11. Bruce Pearl, Auburn
It’s hard to believe Pearl, who previously coached at Tennessee, has now been coaching in the SEC for 15 seasons. One of the most passionate coaches there is, Pearl got Auburn to as high as number one in the AP Poll last season and has another talented Tigers team heading into 2022-23.
10. Nate Oats, Alabama
In three years with Alabama, Oats has done about what we expected – make NCAA Tournaments. He’s led the Crimson Tide to the past two but did have some struggles last season, falling one win short of 20 for the season.
9. Mick Cronin, UCLA
Cronin was always an underrated coach at Cincinnati for whatever reason. Now, he’s beginning to get UCLA back on the come up and has strengthened his overall resume in the process. Cronin has the perfect blend of recruiting and in-game adjustments and has the Bruins in position to be near the top of the Pac 12 again.
8. Tom Izzo, Michigan State
Izzo is another difficult coach to rank, given his status as an all-time great. However, like most things, it’s out with the old and in with the new. For Izzo, that just means there are some younger minds ready to take over the sport. But if he can lead the Spartans to a ninth Final Four, we all know who the big dawg is.

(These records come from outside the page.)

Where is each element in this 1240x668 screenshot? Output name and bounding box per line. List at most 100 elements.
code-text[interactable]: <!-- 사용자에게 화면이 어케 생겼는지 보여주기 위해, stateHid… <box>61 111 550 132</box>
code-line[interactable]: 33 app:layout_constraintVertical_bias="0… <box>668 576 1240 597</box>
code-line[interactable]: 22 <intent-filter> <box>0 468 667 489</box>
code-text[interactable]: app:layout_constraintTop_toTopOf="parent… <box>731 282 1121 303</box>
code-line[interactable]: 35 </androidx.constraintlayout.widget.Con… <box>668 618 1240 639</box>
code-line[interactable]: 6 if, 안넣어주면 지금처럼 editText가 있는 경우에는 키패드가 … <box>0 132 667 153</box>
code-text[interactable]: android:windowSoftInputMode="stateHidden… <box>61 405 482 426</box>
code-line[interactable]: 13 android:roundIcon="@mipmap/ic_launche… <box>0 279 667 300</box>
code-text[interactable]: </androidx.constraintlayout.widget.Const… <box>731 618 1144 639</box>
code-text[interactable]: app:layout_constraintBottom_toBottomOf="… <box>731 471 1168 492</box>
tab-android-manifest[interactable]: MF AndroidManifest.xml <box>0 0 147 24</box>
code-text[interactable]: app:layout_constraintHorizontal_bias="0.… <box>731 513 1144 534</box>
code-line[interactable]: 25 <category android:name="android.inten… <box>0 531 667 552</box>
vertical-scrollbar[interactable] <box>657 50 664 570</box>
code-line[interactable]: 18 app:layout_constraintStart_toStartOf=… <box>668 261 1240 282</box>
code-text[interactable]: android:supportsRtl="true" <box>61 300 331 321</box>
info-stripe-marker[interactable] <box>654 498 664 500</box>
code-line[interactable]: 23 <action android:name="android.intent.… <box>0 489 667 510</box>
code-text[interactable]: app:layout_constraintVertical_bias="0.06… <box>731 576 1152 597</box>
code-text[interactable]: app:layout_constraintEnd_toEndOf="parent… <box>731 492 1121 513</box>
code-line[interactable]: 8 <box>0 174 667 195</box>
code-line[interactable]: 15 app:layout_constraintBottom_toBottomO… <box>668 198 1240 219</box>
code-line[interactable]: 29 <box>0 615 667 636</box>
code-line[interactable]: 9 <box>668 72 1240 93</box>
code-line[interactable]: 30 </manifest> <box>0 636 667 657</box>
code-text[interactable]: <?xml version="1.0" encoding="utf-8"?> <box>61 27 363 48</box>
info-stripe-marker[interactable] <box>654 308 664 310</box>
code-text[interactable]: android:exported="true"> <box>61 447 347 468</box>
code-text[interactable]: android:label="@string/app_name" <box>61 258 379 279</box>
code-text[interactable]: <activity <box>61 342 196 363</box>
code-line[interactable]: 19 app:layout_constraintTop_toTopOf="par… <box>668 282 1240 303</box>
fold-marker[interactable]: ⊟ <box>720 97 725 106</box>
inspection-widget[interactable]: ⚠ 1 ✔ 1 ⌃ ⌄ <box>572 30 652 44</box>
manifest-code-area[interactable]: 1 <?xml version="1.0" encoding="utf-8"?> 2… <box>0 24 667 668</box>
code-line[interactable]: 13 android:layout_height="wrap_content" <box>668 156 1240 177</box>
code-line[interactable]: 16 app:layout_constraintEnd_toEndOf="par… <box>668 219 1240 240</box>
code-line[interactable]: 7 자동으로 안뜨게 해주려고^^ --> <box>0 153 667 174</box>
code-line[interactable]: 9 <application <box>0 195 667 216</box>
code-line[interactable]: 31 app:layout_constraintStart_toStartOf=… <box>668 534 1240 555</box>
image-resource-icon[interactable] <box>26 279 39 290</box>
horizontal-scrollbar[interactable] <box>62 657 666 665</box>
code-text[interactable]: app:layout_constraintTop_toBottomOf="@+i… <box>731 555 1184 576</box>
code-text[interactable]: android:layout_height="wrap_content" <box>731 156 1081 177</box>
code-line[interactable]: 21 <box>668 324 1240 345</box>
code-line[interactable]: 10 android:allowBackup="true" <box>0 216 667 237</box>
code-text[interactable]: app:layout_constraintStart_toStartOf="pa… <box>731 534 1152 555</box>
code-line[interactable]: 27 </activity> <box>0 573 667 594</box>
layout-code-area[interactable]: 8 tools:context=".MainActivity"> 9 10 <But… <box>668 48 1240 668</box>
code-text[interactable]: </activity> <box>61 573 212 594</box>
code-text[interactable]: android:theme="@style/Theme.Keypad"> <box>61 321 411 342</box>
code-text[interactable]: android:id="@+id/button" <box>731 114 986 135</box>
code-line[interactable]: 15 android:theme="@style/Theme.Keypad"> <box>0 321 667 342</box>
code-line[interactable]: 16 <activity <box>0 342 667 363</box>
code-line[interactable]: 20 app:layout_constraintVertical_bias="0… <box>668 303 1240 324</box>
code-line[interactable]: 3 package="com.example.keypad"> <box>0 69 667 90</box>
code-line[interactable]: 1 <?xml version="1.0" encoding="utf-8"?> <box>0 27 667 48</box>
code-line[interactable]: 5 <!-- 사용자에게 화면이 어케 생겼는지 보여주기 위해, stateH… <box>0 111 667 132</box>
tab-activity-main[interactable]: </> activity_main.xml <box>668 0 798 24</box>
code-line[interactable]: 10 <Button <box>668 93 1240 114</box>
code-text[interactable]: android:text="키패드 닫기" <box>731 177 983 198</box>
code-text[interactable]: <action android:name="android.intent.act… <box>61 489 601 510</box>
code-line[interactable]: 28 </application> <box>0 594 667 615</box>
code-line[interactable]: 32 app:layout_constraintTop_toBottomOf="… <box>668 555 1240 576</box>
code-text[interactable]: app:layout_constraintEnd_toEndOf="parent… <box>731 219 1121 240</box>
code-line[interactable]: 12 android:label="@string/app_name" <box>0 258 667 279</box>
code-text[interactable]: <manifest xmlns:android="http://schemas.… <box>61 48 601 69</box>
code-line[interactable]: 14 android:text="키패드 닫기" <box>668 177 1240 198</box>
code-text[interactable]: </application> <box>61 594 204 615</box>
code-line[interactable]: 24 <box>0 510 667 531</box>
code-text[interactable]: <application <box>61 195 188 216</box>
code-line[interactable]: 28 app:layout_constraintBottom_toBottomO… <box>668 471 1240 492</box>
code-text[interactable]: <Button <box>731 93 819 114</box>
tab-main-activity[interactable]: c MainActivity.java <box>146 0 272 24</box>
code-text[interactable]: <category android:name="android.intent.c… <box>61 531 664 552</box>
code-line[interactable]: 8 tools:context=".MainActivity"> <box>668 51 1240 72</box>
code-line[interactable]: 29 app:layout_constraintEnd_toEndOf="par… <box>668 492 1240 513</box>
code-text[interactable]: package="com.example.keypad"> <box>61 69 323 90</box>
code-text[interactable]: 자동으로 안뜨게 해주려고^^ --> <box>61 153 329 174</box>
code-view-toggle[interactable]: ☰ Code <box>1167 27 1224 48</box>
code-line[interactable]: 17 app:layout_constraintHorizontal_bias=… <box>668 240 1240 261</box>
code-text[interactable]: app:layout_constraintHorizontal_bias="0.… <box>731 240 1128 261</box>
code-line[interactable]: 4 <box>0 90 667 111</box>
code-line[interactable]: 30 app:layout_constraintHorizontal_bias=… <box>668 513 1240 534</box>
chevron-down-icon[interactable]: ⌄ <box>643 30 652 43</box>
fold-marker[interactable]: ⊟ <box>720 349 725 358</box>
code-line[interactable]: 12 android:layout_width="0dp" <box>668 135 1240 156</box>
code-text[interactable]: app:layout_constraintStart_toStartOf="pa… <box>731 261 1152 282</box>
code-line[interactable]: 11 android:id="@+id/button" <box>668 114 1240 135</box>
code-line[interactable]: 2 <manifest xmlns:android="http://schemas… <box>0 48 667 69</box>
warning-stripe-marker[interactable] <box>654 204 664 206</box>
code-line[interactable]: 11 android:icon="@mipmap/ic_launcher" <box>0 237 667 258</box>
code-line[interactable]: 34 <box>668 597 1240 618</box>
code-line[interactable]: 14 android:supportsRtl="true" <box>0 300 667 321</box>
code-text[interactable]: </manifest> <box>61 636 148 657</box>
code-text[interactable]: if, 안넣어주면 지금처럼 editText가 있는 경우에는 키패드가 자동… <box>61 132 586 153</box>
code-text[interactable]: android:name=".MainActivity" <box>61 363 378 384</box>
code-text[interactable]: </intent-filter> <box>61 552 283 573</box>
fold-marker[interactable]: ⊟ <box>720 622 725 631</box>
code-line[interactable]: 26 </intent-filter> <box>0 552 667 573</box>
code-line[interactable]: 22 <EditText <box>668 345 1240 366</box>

7. Kelvin Sampson, Houston
Kelvin Sampson has totally revitalized his career after an ugly fallout at Indiana. In Sampson’s first year at Houston, the Cougars won 13 games. Nine years later and they’re a Final Four contender for a third straight year, after making it in 2021. The future Big 12 program couldn’t have a better man leading the way right now.
6. John Calipari, Kentucky
Why do I have coach Cal at sixth after losing to 15-seed Saint Peter’s in the first round of the NCAA Tournament last March? Because he’s still one of, if not the best recruiter in the game. The Kentucky Wildcats are yet again a preseason favorite to cut down the nets in April.
5. Eric Musselman, Arkansas
Musselman tops my list of the top college basketball coaches who are set to take over for years to come. In an SEC conference with so many great coaches, Musselman’s recruiting and leadership are top-notch. It’s only a matter of time until he leads the Razorbacks to a Final Four and with the team they have this year, it might be as early as 2023.
4. Mark Few, Gonzaga
Mark Few may not have a championship but should be considered in the same tier as the active college basketball coaches who have been fortunate enough to win the title. Gonzaga was once America’s Cinderella, but now college basketball fans wonder if the most dominant program out west over the past decade and a half will ever win the Big Dance. The clock’s ticking, but it shouldn’t diminish all of Few’s accomplishments with that program.
3. Tony Bennett, Virginia
Virginia may have missed the 2022 NCAA Tournament but it shouldn’t diminish Bennett as a coach. He continuously does more with less and has a recent championship to show for it. With Mike Krzyzewski and Roy Williams now both out of the ACC, Bennett is the cream of the crop in the conference.
2. Scott Drew, Baylor
Scott Drew has built Baylor into a yearly contender, winning the national championship in 2021. I thought the Bears would take a step back. They proved me wrong and for that, I have to give Drew his laurels. The Big 12 is in good hands.
1. Bill Self, Kansas
The only active college basketball coach with multiple (official) national championships, Bill Self is officially in a category all by himself. Sure, there are coaches on here who also know how to win in March, but cutting the nets down twice is a tall task. Self is looking for more hardware to keep climbing among the all-time greats.